In a class on the Cold War we discussed the habit of Presidents of the United States to mingle foreign policy with domestic policy. An example is President Eisenhower. Through the Suez Canal kerfuffle the theme was that the U.S. didn't want to mix with Egypt if they were going to work with the Soviets; that was one theory. Another thought was that in trying to rebuild the Republican Party, Eisenhower let the needs of the Southern states influence his foreign policy. Certainly one of the outcomes was that the South was placed in a better position to sell cotton – their cotton, which was arguably not as high a quality as Egypt's. Egyptian cotton is a longer bulb and can be made into a longer, finer thread for a superior woven fabric. Giving the cotton growers in the U.S. a boost went a long way to rebuilding the Republican party after the Second World War.

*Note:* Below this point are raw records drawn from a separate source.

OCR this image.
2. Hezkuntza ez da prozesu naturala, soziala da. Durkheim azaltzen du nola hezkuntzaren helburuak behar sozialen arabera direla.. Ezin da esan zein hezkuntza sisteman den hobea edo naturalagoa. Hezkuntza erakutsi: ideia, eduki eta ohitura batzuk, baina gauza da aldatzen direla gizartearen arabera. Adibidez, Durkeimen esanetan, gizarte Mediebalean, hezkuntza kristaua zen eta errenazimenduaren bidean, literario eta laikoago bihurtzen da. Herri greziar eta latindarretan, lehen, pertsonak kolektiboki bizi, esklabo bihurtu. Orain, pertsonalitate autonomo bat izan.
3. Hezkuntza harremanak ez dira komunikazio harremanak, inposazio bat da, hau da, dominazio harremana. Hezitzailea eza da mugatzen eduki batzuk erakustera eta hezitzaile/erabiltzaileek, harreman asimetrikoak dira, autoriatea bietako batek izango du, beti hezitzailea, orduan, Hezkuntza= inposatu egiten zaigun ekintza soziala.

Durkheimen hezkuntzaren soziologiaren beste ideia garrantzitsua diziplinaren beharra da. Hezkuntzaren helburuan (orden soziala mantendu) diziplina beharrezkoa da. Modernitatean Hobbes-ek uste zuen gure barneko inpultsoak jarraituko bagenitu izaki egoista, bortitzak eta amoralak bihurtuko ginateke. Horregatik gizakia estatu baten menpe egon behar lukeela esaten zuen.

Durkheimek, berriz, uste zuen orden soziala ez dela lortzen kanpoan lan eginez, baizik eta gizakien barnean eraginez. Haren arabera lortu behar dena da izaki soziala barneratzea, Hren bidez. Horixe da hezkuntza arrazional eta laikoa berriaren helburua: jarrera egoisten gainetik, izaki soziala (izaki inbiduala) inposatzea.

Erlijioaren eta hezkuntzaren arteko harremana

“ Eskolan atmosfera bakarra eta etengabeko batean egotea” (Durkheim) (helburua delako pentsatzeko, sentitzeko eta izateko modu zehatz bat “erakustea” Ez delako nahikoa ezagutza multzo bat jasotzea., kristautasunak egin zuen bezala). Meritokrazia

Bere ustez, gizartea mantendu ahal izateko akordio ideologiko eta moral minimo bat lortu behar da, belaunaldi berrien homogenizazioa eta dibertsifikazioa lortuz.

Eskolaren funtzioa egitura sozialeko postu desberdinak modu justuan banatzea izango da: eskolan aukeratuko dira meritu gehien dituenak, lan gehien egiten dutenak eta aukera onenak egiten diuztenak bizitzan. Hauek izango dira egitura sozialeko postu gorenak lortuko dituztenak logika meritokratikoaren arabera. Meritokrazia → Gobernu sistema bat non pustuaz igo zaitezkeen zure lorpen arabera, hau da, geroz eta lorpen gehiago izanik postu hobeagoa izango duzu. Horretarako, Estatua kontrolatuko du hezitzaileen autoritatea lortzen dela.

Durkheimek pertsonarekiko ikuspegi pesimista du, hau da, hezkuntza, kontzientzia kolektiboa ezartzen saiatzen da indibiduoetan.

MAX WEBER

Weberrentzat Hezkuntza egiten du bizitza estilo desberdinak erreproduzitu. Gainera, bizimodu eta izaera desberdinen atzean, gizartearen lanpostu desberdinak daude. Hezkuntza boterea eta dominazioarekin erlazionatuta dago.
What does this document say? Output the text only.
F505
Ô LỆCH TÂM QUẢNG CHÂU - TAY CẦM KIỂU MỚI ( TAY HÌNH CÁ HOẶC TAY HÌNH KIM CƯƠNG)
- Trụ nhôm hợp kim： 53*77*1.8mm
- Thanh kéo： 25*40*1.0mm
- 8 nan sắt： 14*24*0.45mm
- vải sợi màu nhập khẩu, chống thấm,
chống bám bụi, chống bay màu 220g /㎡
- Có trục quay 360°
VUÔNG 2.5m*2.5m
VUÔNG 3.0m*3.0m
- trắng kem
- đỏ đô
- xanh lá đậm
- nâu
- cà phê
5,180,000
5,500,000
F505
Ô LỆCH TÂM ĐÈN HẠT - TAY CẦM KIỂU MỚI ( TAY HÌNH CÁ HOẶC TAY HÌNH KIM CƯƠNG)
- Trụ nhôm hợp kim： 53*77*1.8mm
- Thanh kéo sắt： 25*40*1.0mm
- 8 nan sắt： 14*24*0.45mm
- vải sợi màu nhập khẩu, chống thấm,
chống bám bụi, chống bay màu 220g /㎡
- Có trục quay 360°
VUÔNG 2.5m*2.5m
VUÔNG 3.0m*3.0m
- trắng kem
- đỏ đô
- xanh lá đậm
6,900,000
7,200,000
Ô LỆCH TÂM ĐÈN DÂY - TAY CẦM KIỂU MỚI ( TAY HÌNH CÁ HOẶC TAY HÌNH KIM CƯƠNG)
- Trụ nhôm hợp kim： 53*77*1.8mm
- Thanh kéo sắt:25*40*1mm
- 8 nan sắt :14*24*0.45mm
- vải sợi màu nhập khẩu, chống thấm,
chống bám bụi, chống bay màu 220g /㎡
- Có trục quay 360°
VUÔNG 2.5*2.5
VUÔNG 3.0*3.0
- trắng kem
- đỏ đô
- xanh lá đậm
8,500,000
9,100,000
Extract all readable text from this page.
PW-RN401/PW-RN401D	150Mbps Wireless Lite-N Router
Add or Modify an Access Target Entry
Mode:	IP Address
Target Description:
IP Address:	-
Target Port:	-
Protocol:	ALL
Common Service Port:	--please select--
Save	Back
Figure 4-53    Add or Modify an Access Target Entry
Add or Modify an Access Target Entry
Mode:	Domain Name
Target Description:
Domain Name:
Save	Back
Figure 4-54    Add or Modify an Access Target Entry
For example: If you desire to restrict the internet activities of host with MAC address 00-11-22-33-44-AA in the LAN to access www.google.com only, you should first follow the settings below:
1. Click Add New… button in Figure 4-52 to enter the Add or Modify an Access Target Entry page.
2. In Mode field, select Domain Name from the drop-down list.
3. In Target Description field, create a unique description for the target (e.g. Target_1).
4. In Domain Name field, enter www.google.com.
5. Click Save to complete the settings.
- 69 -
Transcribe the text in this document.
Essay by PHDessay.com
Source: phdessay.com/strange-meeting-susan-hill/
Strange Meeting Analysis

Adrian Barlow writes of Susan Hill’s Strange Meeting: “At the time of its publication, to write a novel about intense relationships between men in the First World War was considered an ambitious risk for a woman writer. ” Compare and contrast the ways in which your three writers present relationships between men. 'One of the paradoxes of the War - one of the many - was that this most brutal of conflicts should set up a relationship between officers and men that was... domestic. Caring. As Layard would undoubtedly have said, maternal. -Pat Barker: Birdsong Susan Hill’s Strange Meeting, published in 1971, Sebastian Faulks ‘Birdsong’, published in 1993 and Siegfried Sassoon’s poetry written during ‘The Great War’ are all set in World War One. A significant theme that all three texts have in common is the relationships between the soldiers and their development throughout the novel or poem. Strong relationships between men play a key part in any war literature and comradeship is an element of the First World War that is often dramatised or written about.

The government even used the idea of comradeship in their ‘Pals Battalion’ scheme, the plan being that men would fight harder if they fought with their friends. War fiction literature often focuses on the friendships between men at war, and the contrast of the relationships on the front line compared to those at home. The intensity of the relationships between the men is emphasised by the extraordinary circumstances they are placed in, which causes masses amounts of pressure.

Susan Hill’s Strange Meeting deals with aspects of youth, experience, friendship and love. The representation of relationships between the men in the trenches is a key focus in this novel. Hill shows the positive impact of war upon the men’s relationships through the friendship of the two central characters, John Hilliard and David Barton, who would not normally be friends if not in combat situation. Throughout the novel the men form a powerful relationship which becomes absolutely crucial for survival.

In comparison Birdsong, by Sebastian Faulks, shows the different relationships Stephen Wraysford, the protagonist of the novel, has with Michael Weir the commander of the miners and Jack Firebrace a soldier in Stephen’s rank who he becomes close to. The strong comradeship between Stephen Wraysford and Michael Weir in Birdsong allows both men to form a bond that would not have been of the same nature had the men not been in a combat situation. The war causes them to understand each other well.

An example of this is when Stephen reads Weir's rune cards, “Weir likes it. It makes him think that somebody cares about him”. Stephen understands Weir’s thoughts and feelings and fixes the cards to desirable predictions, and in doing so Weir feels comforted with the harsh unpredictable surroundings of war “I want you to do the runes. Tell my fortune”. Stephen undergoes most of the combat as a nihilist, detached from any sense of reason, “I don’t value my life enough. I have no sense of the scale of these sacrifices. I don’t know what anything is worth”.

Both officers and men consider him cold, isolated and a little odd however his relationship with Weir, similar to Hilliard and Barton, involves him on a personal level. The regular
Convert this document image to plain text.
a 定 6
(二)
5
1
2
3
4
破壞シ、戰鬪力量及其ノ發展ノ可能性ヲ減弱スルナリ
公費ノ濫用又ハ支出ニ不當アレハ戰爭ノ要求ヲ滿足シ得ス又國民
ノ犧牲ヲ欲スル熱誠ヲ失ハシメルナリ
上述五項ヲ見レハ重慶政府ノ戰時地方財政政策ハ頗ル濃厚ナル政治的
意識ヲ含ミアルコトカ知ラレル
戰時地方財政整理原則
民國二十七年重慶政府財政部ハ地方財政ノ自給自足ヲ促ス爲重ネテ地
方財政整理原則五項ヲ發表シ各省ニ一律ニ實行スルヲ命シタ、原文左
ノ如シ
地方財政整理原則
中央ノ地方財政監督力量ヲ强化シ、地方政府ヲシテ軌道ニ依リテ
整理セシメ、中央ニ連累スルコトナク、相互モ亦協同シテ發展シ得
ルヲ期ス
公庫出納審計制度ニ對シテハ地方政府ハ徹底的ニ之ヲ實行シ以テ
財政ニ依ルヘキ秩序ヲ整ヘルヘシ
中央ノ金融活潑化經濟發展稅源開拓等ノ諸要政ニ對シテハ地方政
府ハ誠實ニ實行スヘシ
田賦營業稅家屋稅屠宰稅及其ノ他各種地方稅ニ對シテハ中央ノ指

Then, there's now. Our current president has declined to divest himself of his business dealings, instead letting his children run the day-to-day operations. He assured the American public that he would keep the income from the official foreign visitors to his hotels separate from the rest, then he later said that would be too complicated and going to sort of do his best, without offending his clients. (NY Times Story)
Today, the Washington Post reported that his oldest son will be going to India to do some of these day-to-day business dealings. He's going to India and people can pay to have dinner and a conversation with Trump Jr. Also, buyers of the condominiums have been told that the first 100 buyers will be invited personally by Trump Jr. to the United States to visit with him. As Jordan Libowitz, the communications director for Citizens for Responsibility and Ethics in Washington, put it, "Trump’s company is literally selling access to the president’s son overseas."
I long for the days when allowing domestic policy to influence foreign policy was considered problematic. That wouldn't even register in today's political environment. We have personal business influencing foreign policy, which comes close to breaking the Emoluments clause of the U.S. Constitution. It's certainly unethical as all get-go and sleazy as hell. I don't like feeling like I'm being sold; I wish they wouldn't do it quite so blatantly.